Delhi’s temperature is influenced through external factors such as high altitude snowfall, heat wave or western disturbance.
There has been a significant amount of snowfall over the past few days in states falling in the western Himalayan range such as Jammu & Kashmir, Himachal Pradesh, and Uttarakhand under the influence of a Western Disturbance.
Snowfall in the western Himalayan range means cold, north-westerly winds blowing over Delhi from the direction of this high altitude area, and clearing of cloud cover with the passing of Western Disturbance, and leads to a fall in temperatures.
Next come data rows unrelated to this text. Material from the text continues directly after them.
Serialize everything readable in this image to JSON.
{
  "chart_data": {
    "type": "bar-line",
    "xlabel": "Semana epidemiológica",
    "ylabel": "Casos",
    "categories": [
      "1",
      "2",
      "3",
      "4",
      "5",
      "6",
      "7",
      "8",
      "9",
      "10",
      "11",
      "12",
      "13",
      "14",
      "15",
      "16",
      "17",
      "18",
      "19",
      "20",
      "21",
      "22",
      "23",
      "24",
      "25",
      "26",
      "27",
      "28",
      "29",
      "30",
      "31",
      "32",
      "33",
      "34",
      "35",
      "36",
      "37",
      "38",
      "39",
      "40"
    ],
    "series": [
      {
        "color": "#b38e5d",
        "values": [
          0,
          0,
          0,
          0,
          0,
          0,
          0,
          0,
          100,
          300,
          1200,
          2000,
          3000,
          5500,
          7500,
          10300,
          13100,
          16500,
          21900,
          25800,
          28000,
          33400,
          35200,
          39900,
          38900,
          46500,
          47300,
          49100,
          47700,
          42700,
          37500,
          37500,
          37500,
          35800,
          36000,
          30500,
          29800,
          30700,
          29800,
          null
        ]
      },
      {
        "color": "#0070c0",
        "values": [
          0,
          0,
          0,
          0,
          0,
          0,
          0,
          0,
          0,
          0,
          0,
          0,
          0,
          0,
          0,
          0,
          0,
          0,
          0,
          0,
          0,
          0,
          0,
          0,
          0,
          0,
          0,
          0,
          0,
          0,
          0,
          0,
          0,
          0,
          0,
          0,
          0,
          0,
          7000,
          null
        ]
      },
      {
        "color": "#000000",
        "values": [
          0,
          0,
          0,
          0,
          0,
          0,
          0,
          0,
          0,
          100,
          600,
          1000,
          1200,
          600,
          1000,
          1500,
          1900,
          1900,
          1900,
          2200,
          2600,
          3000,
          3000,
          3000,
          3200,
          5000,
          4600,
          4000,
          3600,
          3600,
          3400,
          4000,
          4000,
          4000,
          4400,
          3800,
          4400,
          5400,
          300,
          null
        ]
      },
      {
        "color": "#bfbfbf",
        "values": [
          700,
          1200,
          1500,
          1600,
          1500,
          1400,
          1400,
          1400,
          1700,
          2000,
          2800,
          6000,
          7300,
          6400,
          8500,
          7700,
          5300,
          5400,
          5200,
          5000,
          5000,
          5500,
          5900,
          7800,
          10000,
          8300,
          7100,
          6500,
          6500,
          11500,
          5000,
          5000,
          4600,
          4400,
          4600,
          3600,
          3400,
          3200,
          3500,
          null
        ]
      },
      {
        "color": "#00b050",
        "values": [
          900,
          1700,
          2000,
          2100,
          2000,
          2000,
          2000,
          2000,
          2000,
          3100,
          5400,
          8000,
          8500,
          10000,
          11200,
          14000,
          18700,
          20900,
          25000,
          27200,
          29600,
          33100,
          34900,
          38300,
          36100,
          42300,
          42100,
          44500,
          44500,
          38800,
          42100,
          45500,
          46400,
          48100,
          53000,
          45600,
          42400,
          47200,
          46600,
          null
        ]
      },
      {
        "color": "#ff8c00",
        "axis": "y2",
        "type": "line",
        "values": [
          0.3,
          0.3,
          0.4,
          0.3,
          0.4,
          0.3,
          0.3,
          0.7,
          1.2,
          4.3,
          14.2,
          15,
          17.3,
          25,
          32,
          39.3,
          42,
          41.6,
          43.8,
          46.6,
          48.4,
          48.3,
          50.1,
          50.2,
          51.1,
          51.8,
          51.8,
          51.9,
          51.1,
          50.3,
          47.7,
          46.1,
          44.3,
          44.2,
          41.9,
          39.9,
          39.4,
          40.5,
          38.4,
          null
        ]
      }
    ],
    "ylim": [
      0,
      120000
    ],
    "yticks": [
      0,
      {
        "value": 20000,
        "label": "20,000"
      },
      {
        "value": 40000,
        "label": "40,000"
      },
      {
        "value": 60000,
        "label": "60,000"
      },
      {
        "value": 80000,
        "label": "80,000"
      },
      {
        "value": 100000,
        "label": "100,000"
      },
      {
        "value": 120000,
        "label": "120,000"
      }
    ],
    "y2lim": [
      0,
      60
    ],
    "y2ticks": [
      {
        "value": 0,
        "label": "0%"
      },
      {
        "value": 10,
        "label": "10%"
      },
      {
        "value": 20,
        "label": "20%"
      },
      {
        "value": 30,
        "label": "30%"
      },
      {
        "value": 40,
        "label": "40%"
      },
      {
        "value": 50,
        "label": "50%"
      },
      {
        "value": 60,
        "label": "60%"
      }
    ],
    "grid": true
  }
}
The lack of cloud cover also leads to higher radiation from the Earth’s surface into the atmosphere at night time, which also cools the ground.
Moreover, under the influence of an active La Niña climate pattern, temperatures across the globe have been dipping.
Cold wave is when the minimum temperature dips to 10 degrees Celsius or less and the departure from normal temperature is 4.5 degrees Celsius or lower.
A western disturbance is an extratropical storm originating in the Mediterranean region that brings sudden winter rain to the north-western parts of the Indian subcontinent. It is a non-monsoonal precipitation pattern driven by the westerlies.
Extratropical storms are a global phenomena with moisture usually carried in the upper atmosphere, unlike their tropical counterparts where the moisture is carried in the lower atmosphere.